Mais Jordan Weal ne mérite pas tout le venin que lui crachent les partisans. C'est un travailleur de l'ombre qui voit peu la lumière. Ses moments de gloire sont éphémères. Ses récompenses sont rares : jouer deux minutes de plus par match, commencer une période sur la glace, obtenir un essai en supériorité numérique. C'est le lot des joueurs de quatrième trio. Des gars qui, comme lui, en sont rendus à leur troisième équipe en un an et qui souhaitent juste prolonger le plus longtemps possible leur séjour dans la Ligue nationale.

Pis je me dis, je me dis c'est ça le hockey pis malgré tout estie que ça me fait tripper

DANS LE CALEPIN

• La semaine dernière, j'ai écrit que des hockeyeurs québécois de 14 ans étaient victimes d'attaques anonymes de la part d'adultes sur un forum de discussion. Des commentateurs se sont reconnus et ont présenté des excuses (anonymes). « Je n'ai pas vraiment réfléchi avant d'écrire », a indiqué l'un d'entre eux. La plupart des messages diffamatoires ont ensuite été effacés.

• L'avenir du 91,9 Sports se joue cette semaine.

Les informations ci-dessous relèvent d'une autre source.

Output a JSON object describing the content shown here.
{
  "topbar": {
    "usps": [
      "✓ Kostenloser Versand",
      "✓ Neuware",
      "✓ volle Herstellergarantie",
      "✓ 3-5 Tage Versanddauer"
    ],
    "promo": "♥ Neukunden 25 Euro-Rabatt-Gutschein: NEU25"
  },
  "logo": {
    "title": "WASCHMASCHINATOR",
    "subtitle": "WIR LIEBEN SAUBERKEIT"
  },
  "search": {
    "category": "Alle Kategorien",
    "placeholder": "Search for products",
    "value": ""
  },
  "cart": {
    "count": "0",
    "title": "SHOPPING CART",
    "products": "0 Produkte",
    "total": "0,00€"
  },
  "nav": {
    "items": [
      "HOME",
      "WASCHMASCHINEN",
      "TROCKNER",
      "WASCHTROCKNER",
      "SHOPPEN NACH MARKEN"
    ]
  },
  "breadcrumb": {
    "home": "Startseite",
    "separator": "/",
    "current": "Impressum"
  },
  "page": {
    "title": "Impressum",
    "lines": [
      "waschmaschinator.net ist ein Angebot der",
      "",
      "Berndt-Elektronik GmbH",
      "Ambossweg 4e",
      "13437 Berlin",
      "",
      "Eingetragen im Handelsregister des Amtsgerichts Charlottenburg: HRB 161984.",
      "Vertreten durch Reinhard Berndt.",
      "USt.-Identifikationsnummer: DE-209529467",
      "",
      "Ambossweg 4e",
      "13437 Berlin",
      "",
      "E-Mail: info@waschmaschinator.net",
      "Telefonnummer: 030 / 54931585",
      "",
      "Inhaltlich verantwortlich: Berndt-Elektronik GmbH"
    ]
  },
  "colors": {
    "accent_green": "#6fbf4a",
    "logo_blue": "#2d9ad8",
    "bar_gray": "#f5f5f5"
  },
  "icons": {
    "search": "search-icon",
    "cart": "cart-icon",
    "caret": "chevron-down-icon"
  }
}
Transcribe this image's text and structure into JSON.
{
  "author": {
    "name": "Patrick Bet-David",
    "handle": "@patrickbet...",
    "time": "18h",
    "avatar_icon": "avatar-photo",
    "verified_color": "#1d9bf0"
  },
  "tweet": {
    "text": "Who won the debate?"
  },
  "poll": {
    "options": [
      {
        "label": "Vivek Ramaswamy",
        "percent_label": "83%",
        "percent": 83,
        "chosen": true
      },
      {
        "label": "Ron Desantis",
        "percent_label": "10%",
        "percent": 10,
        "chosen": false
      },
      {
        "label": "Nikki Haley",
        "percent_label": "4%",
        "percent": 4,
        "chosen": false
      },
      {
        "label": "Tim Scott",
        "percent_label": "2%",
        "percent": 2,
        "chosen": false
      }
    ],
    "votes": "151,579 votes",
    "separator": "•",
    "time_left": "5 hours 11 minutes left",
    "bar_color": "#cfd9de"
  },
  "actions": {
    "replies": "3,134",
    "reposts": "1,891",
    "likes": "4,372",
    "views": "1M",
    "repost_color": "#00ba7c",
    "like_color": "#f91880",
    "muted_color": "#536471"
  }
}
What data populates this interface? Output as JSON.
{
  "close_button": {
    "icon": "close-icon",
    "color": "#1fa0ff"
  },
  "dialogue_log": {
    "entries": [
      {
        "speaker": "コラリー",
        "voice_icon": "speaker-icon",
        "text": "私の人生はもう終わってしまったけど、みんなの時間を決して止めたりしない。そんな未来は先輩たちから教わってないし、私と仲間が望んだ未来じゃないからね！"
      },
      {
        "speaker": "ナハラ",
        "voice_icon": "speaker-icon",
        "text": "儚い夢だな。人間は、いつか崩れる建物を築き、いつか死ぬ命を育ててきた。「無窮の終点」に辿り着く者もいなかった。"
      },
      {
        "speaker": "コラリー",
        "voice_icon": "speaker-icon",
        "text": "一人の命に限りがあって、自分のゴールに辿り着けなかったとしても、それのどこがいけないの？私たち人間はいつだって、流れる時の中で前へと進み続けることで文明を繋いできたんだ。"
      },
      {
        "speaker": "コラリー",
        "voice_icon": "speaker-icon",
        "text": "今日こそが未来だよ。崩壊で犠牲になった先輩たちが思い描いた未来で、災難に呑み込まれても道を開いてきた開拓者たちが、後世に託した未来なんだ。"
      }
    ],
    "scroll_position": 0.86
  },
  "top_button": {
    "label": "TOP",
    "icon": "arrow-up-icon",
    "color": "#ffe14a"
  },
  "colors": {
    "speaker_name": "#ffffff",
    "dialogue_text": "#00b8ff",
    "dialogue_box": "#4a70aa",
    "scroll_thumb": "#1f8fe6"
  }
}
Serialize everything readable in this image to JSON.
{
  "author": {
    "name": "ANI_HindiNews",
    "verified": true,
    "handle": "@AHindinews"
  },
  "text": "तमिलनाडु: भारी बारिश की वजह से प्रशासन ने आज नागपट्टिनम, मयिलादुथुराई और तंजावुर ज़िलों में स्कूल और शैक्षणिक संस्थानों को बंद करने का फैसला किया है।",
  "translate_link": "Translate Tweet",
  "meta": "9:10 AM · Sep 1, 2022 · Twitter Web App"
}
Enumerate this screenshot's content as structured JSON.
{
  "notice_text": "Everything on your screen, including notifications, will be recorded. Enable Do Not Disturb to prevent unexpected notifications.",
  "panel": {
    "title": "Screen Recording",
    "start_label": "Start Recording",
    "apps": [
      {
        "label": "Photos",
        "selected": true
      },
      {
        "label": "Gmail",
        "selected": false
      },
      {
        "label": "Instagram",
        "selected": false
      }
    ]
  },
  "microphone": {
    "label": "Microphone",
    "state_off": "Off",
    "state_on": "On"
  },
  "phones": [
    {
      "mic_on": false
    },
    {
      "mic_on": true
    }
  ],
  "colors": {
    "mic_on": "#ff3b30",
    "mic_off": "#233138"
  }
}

Le CRTC a jusqu'à mercredi pour approuver ou non la vente de la station à Leclerc Communications. Ce groupe souhaite obtenir la fréquence pour lancer une nouvelle chaîne musicale.

• En janvier, j'ai raconté l'histoire des Chevaliers de Lévis, une équipe midget AAA qui avait remporté plus de 40 matchs consécutifs. Les Chevaliers sont maintenant rendus en demi-finale, contre les Lions du Lac St-Louis. Avant le match d'hier soir, la série était égale 1-1.